The Mini Business Plan offers the following support:

  • Evaluating the feasibility and sustainability of your business.
  • Access of micro and small enterprises to professional business development services at low costs.
  • Structure your operations, marketing and pricing appropriately towards sustainability and growth.

This basic plan, which is said to be a free option, is offered for ₦5,000!

The other plans add post-credit monitoring, management finance, etc. to the basic plan, with price ranges of N25,000 for a start-up and N45,000 for up to five businesses. Seamlessly, the sign-up moves from the NIRSAL website to It is not clear if Simplified Credit is a subsidiary of NIRSAL or an independent service provider. This is confusing to a visitor.

More important, the website appears incomplete and dotted with missing links. Some of its cells are blank, without content, suggesting that the website is still under construction. The designer, seemingly aware of this, asks and answers the question: ‘‘Not sure which plan is right for you? Just pick up the phone and give us a call (+234 706 5000 835). We’ll help you choose the perfect plan to suit your needs.’’

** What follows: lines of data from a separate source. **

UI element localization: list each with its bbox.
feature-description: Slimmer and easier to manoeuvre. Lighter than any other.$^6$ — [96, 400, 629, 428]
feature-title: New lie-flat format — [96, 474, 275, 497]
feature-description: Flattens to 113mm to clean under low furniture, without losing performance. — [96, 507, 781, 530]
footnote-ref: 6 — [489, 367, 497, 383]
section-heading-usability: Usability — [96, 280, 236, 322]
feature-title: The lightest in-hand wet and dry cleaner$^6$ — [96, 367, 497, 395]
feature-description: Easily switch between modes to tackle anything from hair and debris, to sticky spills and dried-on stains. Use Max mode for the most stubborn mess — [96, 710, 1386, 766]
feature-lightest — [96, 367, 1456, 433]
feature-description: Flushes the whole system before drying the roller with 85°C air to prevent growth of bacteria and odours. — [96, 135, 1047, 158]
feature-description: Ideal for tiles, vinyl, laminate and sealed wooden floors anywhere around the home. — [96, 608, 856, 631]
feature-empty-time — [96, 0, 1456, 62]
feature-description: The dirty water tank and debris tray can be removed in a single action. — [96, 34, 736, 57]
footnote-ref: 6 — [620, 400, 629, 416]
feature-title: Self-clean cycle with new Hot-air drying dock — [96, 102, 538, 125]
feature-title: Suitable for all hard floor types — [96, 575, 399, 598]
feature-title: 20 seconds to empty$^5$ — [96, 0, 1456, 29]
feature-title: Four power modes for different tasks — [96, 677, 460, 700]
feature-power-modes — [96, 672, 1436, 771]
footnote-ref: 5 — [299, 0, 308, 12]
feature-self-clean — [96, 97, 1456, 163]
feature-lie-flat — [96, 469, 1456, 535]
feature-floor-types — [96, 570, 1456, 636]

It is worrying that small businesses are looking to get the help they sorely need from a set up that doesn’t seem to be executing a clearly-thought plan. Small businesses are most vulnerable to the Covid-19 stay-at-home order. They are struggling to keep staff and stay afloat at a time they don’t have customers that bring income. The CBN has done well to initiate the stimulus package of loans at below-market rates. Businesses applying for the loans should not be getting a hard time in accessing the funds. NIRSAL Microfinance Bank, charged with processing applications, deciding who meets the requirements and handing out the loans, must up its game and deliver on its assignment.

As it now stands, the chance of a Small Business Owner passing through the eye of a needle is about the same as that of signing up for the Covid-19 loan on the NIRSAL portal, which is the first step for accessing it. This should not be so. The CBN and NIRSAL must simplify the loan application process, to enable the stimulus package reach Small Business Owners in good time. Keep It Simple, Stupid!